Black Muslim immigrants among most disadvantaged, Oxford academic argues

Posted on 10 May 2013 - No Comments

The black Muslim community is experiencing the highest levels of prejudice in the country, Professor Anthony Heath told a meeting at the House of Commons.

Professor Anthony Heath, professor of sociology at Oxford University, added that Britain has seen an influx in recent years of Somalian refugees and this group is amongst the most disadvantaged in the UK. Heath was speaking to a meeting of academic experts, policy makers and parliamentarians  in the House of Commons for the Symposium on Integration, Disadvantage and Extremism.

Muslim women in Hyde Park, London. Photo: Roberto Trm

Muslim women in Hyde Park, London. Photo: Roberto Trm

Heath said there was a tendency to group Muslims together and not recognise their diversity. However, they experienced integration differently because they themselves were different.

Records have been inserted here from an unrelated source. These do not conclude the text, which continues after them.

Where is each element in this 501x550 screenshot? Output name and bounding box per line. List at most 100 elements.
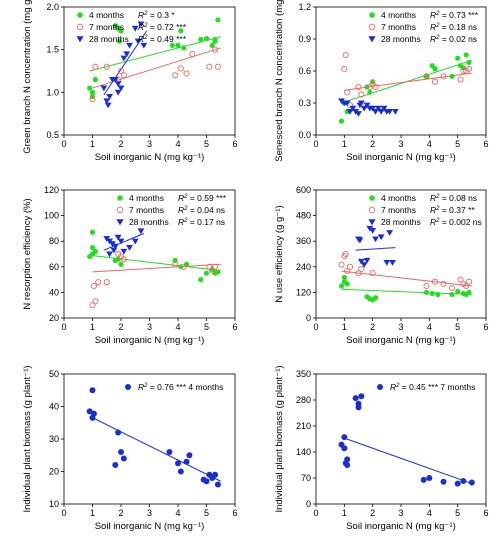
legend-stat: R2 = 0.3 * — [138, 10, 175, 20]
data-point — [116, 38, 123, 44]
x-axis-label: Soil inorganic N (mg kg⁻¹) — [95, 335, 205, 346]
y-tick-label: 0.0 — [298, 130, 311, 140]
y-tick-label: 70 — [301, 473, 311, 483]
data-point — [349, 105, 357, 112]
data-point — [457, 76, 464, 83]
x-axis-label: Soil inorganic N (mg kg⁻¹) — [346, 152, 456, 163]
data-point — [120, 72, 127, 79]
y-tick-label: 30 — [49, 434, 59, 444]
data-point — [420, 476, 427, 483]
x-tick-label: 6 — [232, 508, 237, 518]
data-point — [460, 67, 467, 75]
legend-label: 28 months — [381, 34, 421, 44]
y-tick-label: 1.5 — [46, 45, 59, 55]
data-point — [115, 256, 121, 262]
data-point — [120, 455, 127, 462]
data-point — [369, 195, 375, 201]
data-point — [455, 55, 461, 61]
data-point — [341, 274, 347, 281]
y-tick-label: 50 — [49, 369, 59, 379]
legend-label: 7 months — [381, 22, 416, 32]
y-tick-label: 350 — [296, 369, 311, 379]
data-point — [440, 478, 447, 485]
y-tick-label: 40 — [49, 287, 59, 297]
y-tick-label: 0.6 — [298, 66, 311, 76]
legend-label: 28 months — [381, 217, 421, 227]
x-tick-label: 0 — [313, 139, 318, 149]
legend-label: 4 months — [129, 193, 164, 203]
data-point — [92, 63, 99, 70]
data-point — [117, 85, 125, 92]
data-point — [389, 259, 396, 266]
legend-stat: R2 = 0.02 ns — [430, 34, 477, 44]
legend-stat: R2 = 0.08 ns — [430, 193, 477, 203]
data-point — [355, 111, 362, 117]
data-point — [344, 268, 351, 275]
data-point — [343, 100, 351, 107]
x-tick-label: 4 — [175, 322, 180, 332]
data-point — [87, 85, 93, 91]
data-point — [183, 70, 190, 77]
x-axis-label: Soil inorganic N (mg kg⁻¹) — [95, 152, 205, 163]
data-point — [386, 108, 394, 115]
legend-label: 4 months — [381, 193, 416, 203]
x-tick-label: 1 — [90, 322, 95, 332]
y-tick-label: 20 — [49, 467, 59, 477]
x-tick-label: 5 — [204, 508, 209, 518]
data-point — [183, 261, 190, 267]
x-tick-label: 5 — [204, 139, 209, 149]
data-point — [111, 243, 119, 250]
x-tick-label: 1 — [342, 508, 347, 518]
data-point — [212, 36, 218, 43]
data-point — [423, 73, 430, 79]
data-point — [377, 384, 383, 390]
data-point — [346, 263, 354, 270]
x-tick-label: 3 — [147, 322, 152, 332]
data-point — [95, 279, 102, 286]
legend-stat: R2 = 0.37 ** — [430, 205, 475, 215]
data-point — [180, 263, 187, 270]
data-point — [358, 393, 365, 400]
y-tick-label: 140 — [296, 447, 311, 457]
data-point — [103, 279, 110, 286]
data-point — [344, 281, 350, 287]
data-point — [465, 278, 473, 285]
data-point — [116, 219, 124, 226]
x-tick-label: 1 — [90, 139, 95, 149]
x-tick-label: 0 — [313, 508, 318, 518]
data-point — [186, 452, 193, 459]
data-point — [104, 102, 112, 109]
data-point — [126, 42, 133, 49]
x-tick-label: 3 — [398, 508, 403, 518]
data-point — [181, 45, 187, 51]
data-point — [431, 278, 439, 285]
data-point — [215, 269, 221, 275]
legend-stat: R2 = 0.49 *** — [138, 34, 187, 44]
data-point — [103, 63, 110, 70]
legend-stat: R2 = 0.73 *** — [430, 10, 479, 20]
data-point — [203, 35, 210, 42]
data-point — [92, 76, 98, 83]
x-axis-label: Soil inorganic N (mg kg⁻¹) — [95, 521, 205, 532]
x-tick-label: 0 — [313, 322, 318, 332]
data-point — [92, 298, 99, 305]
y-tick-label: 1.0 — [46, 87, 59, 97]
data-point — [125, 384, 131, 390]
data-point — [457, 276, 464, 283]
legend-stat: R2 = 0.002 ns — [430, 217, 482, 227]
data-point — [369, 227, 377, 234]
x-tick-label: 0 — [61, 322, 66, 332]
y-axis-label: Individual plant biomass (g plant⁻¹) — [22, 365, 33, 512]
data-point — [215, 17, 221, 23]
data-point — [368, 23, 376, 31]
x-tick-label: 6 — [483, 322, 488, 332]
x-tick-label: 2 — [370, 322, 375, 332]
legend-label: 7 months — [381, 205, 416, 215]
y-tick-label: 120 — [44, 185, 59, 195]
data-point — [114, 89, 122, 96]
x-tick-label: 3 — [147, 508, 152, 518]
data-point — [111, 76, 119, 83]
data-point — [89, 89, 96, 95]
data-point — [367, 89, 373, 95]
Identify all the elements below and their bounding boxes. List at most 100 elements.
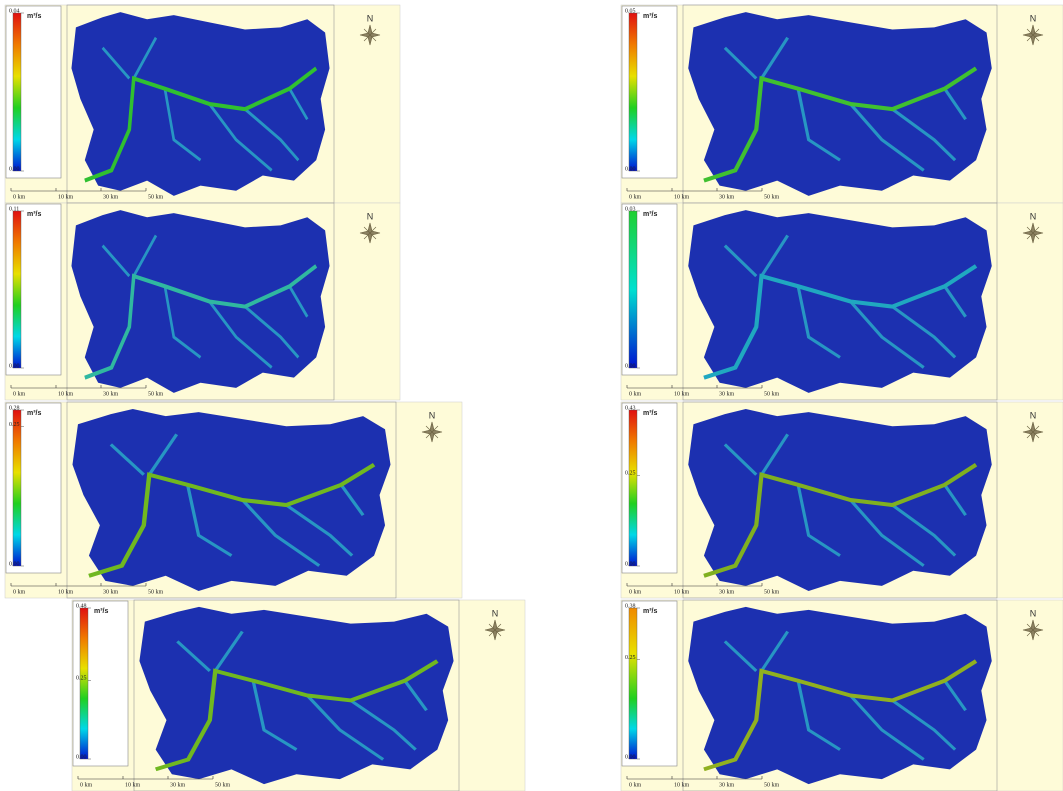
map-panel: m³/s 0.11 0.00 0 km 10 km 30 km 50 km N <box>4 202 401 401</box>
legend-tick-label: 0.00 <box>76 754 87 760</box>
map-panel: m³/s 0.04 0.00 0 km 10 km 30 km 50 km N <box>4 4 401 204</box>
legend-tick-label: 0.05 <box>625 8 636 14</box>
colorbar <box>628 607 638 760</box>
legend-unit: m³/s <box>643 608 658 615</box>
legend-tick-label: 0.43 <box>625 405 636 411</box>
legend-tick-label: 0.00 <box>625 363 636 369</box>
scale-label: 50 km <box>148 391 164 397</box>
colorbar <box>628 210 638 369</box>
colorbar <box>79 607 89 760</box>
north-label: N <box>367 13 374 23</box>
north-label: N <box>1030 13 1037 23</box>
legend-tick-label: 0.48 <box>76 603 87 609</box>
map-frame <box>682 599 998 791</box>
legend-tick-label: 0.25 <box>76 676 87 682</box>
north-arrow <box>1022 619 1044 641</box>
scale-label: 0 km <box>80 782 93 788</box>
legend-tick-label: 0.00 <box>625 754 636 760</box>
scale-label: 50 km <box>764 194 780 200</box>
legend-unit: m³/s <box>643 13 658 20</box>
basin-map <box>71 12 329 196</box>
scale-label: 50 km <box>764 391 780 397</box>
basin-map <box>71 210 329 393</box>
north-label: N <box>492 608 499 618</box>
scale-label: 10 km <box>674 391 690 397</box>
legend-tick-label: 0.38 <box>625 603 636 609</box>
legend-tick-label: 0.00 <box>9 363 20 369</box>
scale-label: 30 km <box>103 391 119 397</box>
scale-label: 0 km <box>629 782 642 788</box>
scale-label: 0 km <box>629 589 642 595</box>
scale-label: 0 km <box>13 391 26 397</box>
north-arrow <box>359 24 381 46</box>
colorbar <box>12 12 22 172</box>
legend-tick-label: 0.03 <box>625 206 636 212</box>
legend-tick-label: 0.00 <box>9 561 20 567</box>
scale-label: 10 km <box>58 589 74 595</box>
legend-unit: m³/s <box>94 608 109 615</box>
scale-label: 0 km <box>629 194 642 200</box>
scale-label: 50 km <box>764 782 780 788</box>
basin-map <box>688 210 992 393</box>
scale-label: 10 km <box>58 194 74 200</box>
scale-label: 50 km <box>148 589 164 595</box>
north-arrow <box>359 222 381 244</box>
basin-map <box>688 607 992 784</box>
north-arrow <box>484 619 506 641</box>
colorbar <box>628 409 638 567</box>
map-panel: m³/s 0.28 0.25 0.00 0 km 10 km 30 km 50 km N <box>4 401 463 599</box>
map-panel: m³/s 0.38 0.25 0.00 0 km 10 km 30 km 50 km N <box>620 599 1063 791</box>
map-panel: m³/s 0.05 0.00 0 km 10 km 30 km 50 km N <box>620 4 1063 204</box>
scale-label: 0 km <box>629 391 642 397</box>
map-frame <box>682 401 998 599</box>
map-panel: m³/s 0.03 0.00 0 km 10 km 30 km 50 km N <box>620 202 1063 401</box>
legend-tick-label: 0.00 <box>625 166 636 172</box>
legend-unit: m³/s <box>643 211 658 218</box>
north-label: N <box>367 211 374 221</box>
scale-label: 30 km <box>103 589 119 595</box>
north-label: N <box>1030 410 1037 420</box>
scale-label: 30 km <box>719 194 735 200</box>
legend-tick-label: 0.25 <box>625 655 636 661</box>
map-frame <box>66 401 397 599</box>
north-label: N <box>1030 608 1037 618</box>
scale-label: 50 km <box>215 782 231 788</box>
north-arrow <box>421 421 443 443</box>
north-label: N <box>1030 211 1037 221</box>
legend-tick-label: 0.28 <box>9 405 20 411</box>
legend-unit: m³/s <box>27 410 42 417</box>
north-arrow <box>1022 24 1044 46</box>
basin-map <box>139 607 453 784</box>
basin-map <box>688 12 992 196</box>
scale-label: 30 km <box>719 589 735 595</box>
scale-label: 10 km <box>125 782 141 788</box>
legend-tick-label: 0.25 <box>9 422 20 428</box>
scale-label: 50 km <box>148 194 164 200</box>
scale-label: 50 km <box>764 589 780 595</box>
scale-label: 30 km <box>170 782 186 788</box>
basin-map <box>688 409 992 591</box>
legend-tick-label: 0.00 <box>9 166 20 172</box>
scale-label: 30 km <box>103 194 119 200</box>
colorbar <box>12 409 22 567</box>
scale-label: 0 km <box>13 589 26 595</box>
legend-tick-label: 0.11 <box>9 206 19 212</box>
basin-map <box>72 409 390 591</box>
legend-unit: m³/s <box>27 13 42 20</box>
scale-label: 10 km <box>674 194 690 200</box>
scale-label: 10 km <box>58 391 74 397</box>
legend-tick-label: 0.25 <box>625 471 636 477</box>
map-panel: m³/s 0.48 0.25 0.00 0 km 10 km 30 km 50 km N <box>71 599 526 791</box>
map-panel: m³/s 0.43 0.25 0.00 0 km 10 km 30 km 50 km N <box>620 401 1063 599</box>
north-arrow <box>1022 222 1044 244</box>
map-frame <box>133 599 460 791</box>
scale-label: 30 km <box>719 782 735 788</box>
legend-unit: m³/s <box>643 410 658 417</box>
legend-tick-label: 0.00 <box>625 561 636 567</box>
scale-label: 0 km <box>13 194 26 200</box>
legend-tick-label: 0.04 <box>9 8 20 14</box>
map-frame <box>66 202 335 401</box>
north-arrow <box>1022 421 1044 443</box>
scale-label: 30 km <box>719 391 735 397</box>
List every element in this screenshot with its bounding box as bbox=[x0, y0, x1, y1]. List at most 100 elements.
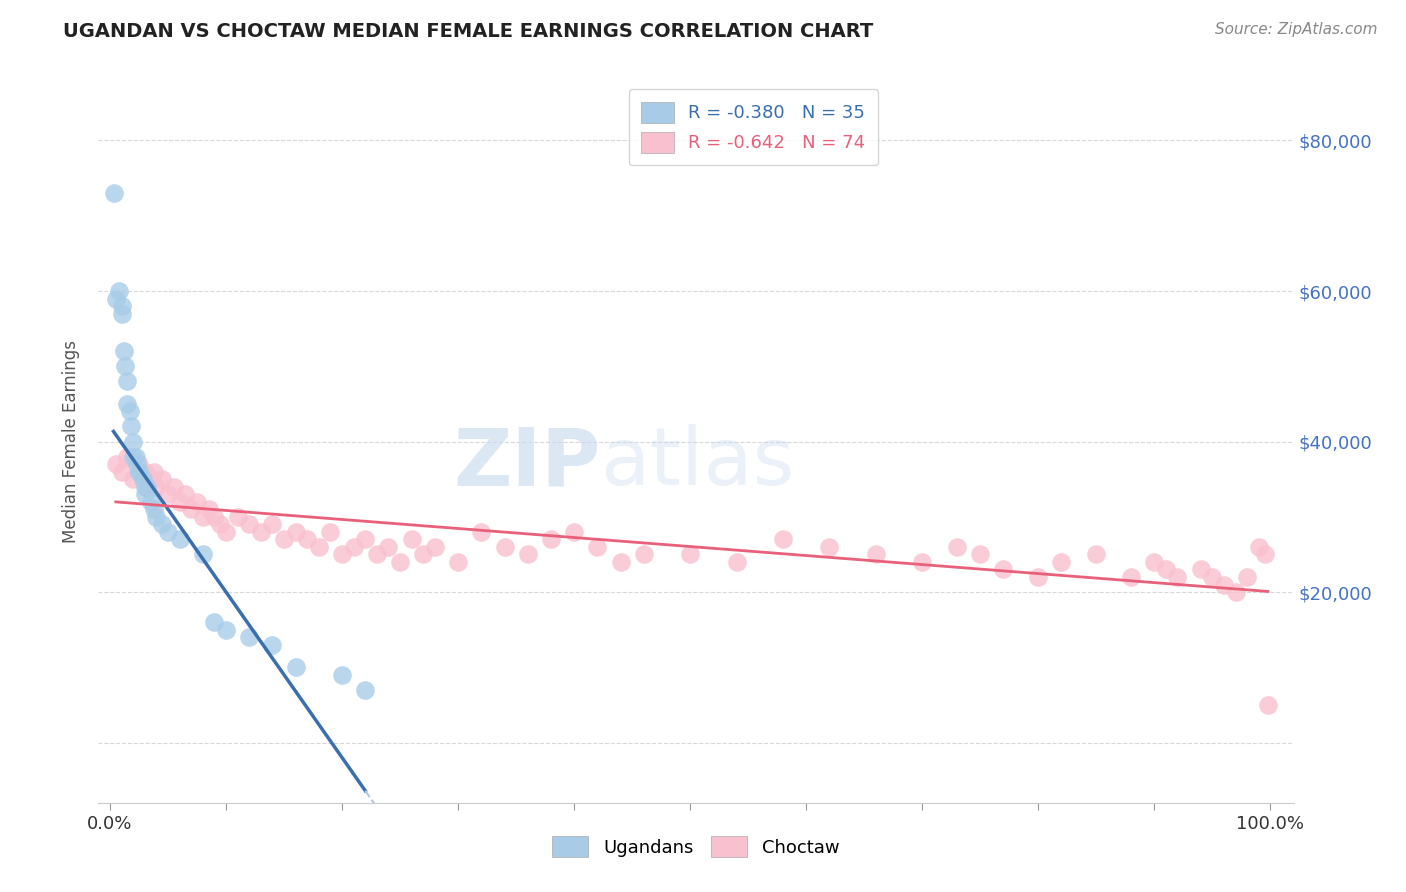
Point bbox=[1166, 570, 1188, 584]
Point bbox=[120, 419, 142, 434]
Point bbox=[204, 509, 226, 524]
Point bbox=[117, 450, 139, 464]
Point bbox=[911, 555, 934, 569]
Point bbox=[284, 524, 307, 539]
Point bbox=[1050, 555, 1073, 569]
Point bbox=[284, 660, 307, 674]
Point bbox=[609, 555, 631, 569]
Point bbox=[122, 450, 145, 464]
Point bbox=[273, 533, 295, 547]
Point bbox=[494, 540, 516, 554]
Point bbox=[993, 562, 1015, 576]
Point bbox=[122, 472, 145, 486]
Point bbox=[1257, 698, 1279, 712]
Point bbox=[238, 630, 260, 644]
Point bbox=[215, 524, 238, 539]
Point bbox=[157, 524, 180, 539]
Point bbox=[145, 509, 167, 524]
Point bbox=[186, 494, 208, 508]
Point bbox=[117, 397, 139, 411]
Point bbox=[136, 480, 159, 494]
Legend: Ugandans, Choctaw: Ugandans, Choctaw bbox=[543, 827, 849, 866]
Point bbox=[139, 494, 162, 508]
Point bbox=[725, 555, 748, 569]
Point bbox=[128, 465, 150, 479]
Y-axis label: Median Female Earnings: Median Female Earnings bbox=[62, 340, 80, 543]
Point bbox=[633, 548, 655, 562]
Point bbox=[124, 450, 146, 464]
Point bbox=[112, 344, 135, 359]
Point bbox=[128, 465, 150, 479]
Text: ZIP: ZIP bbox=[453, 425, 600, 502]
Point bbox=[1201, 570, 1223, 584]
Point bbox=[297, 533, 319, 547]
Point bbox=[772, 533, 794, 547]
Point bbox=[131, 472, 153, 486]
Point bbox=[134, 487, 156, 501]
Point bbox=[447, 555, 470, 569]
Point bbox=[1236, 570, 1258, 584]
Point bbox=[562, 524, 585, 539]
Point bbox=[540, 533, 562, 547]
Point bbox=[143, 465, 166, 479]
Point bbox=[204, 615, 226, 630]
Point bbox=[174, 487, 197, 501]
Point bbox=[226, 509, 249, 524]
Point bbox=[125, 457, 148, 471]
Point bbox=[111, 299, 134, 313]
Point bbox=[389, 555, 412, 569]
Point bbox=[969, 548, 991, 562]
Point bbox=[423, 540, 446, 554]
Point bbox=[104, 457, 127, 471]
Point bbox=[319, 524, 342, 539]
Point bbox=[122, 434, 145, 449]
Point bbox=[238, 517, 260, 532]
Point bbox=[114, 359, 136, 374]
Point bbox=[308, 540, 330, 554]
Point bbox=[1085, 548, 1108, 562]
Point bbox=[128, 457, 150, 471]
Point bbox=[136, 480, 159, 494]
Point bbox=[1247, 540, 1270, 554]
Point bbox=[131, 472, 153, 486]
Point bbox=[1253, 548, 1275, 562]
Point bbox=[145, 480, 167, 494]
Point bbox=[250, 524, 273, 539]
Point bbox=[1212, 577, 1234, 591]
Point bbox=[516, 548, 538, 562]
Point bbox=[139, 472, 162, 486]
Point bbox=[412, 548, 434, 562]
Point bbox=[262, 638, 284, 652]
Point bbox=[1026, 570, 1049, 584]
Point bbox=[169, 533, 191, 547]
Point bbox=[818, 540, 841, 554]
Point bbox=[111, 307, 134, 321]
Point bbox=[215, 623, 238, 637]
Point bbox=[377, 540, 399, 554]
Point bbox=[401, 533, 423, 547]
Point bbox=[209, 517, 232, 532]
Point bbox=[354, 682, 377, 697]
Point bbox=[117, 375, 139, 389]
Point bbox=[1225, 585, 1247, 599]
Point bbox=[330, 668, 353, 682]
Point bbox=[134, 465, 156, 479]
Point bbox=[1154, 562, 1177, 576]
Point bbox=[470, 524, 492, 539]
Point bbox=[169, 494, 191, 508]
Point bbox=[143, 502, 166, 516]
Point bbox=[191, 509, 214, 524]
Point bbox=[108, 284, 131, 298]
Point bbox=[104, 292, 127, 306]
Text: UGANDAN VS CHOCTAW MEDIAN FEMALE EARNINGS CORRELATION CHART: UGANDAN VS CHOCTAW MEDIAN FEMALE EARNING… bbox=[63, 22, 873, 41]
Point bbox=[103, 186, 125, 201]
Point bbox=[354, 533, 377, 547]
Point bbox=[134, 480, 156, 494]
Point bbox=[163, 480, 186, 494]
Point bbox=[197, 502, 219, 516]
Point bbox=[586, 540, 609, 554]
Point bbox=[366, 548, 388, 562]
Point bbox=[946, 540, 969, 554]
Text: atlas: atlas bbox=[600, 425, 794, 502]
Point bbox=[111, 465, 134, 479]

He pointed out that part of their disadvantage is fuelled by different assumptions. Migrants tended to be more educated and driven than those who are left behind. This tends to be reflected in how they raise their children. Statistics reveal higher numbers of children from immigrant backgrounds staying on past the legal age to leave school.

However, this academic success is not translated into success in the labour market. People from a Muslim background, and in particular a black Muslim background, do less well than their counterparts when trying to secure a job.

“There are some consistent patterns which apply to all the Muslims groups despite their diversity. It’s a double disadvantage for Muslim black men,” noted Heath.

This had a negative effect on how Muslims experienced integration. In general, Heath’s research highlights that non-Muslim ethnic groups believe the situation in the UK has become better in recent years. The longer they have been in the country, the more opportunities they feel come their way and the less prejudice they feel. They become more integrated, rather than less. The reverse is the case for Muslims, who experience a generational increase in perceptions of inequality. Heath felt that this was partly because of a paradox of integration:

“Greater integration goes with changed frames of reference and expectation of receiving equal treatment as one’s fellow British citizens.”

In essence when young Muslims started mixing with non-Muslims, in particular non-Muslims from other ethnic minorities, they became more aware of the increased levels of prejudice they experience in relation to other ethnic groups. Thus integration could be a quite disillusioning experience, especially for black Muslims, he argued.

The symposium was organised by the Pears Institute for the study of Antisemitism, Birkbeck, University of London and COMPAS, University of Oxford, in partnership with the All Party Parliamentary Group Against Antisemitism.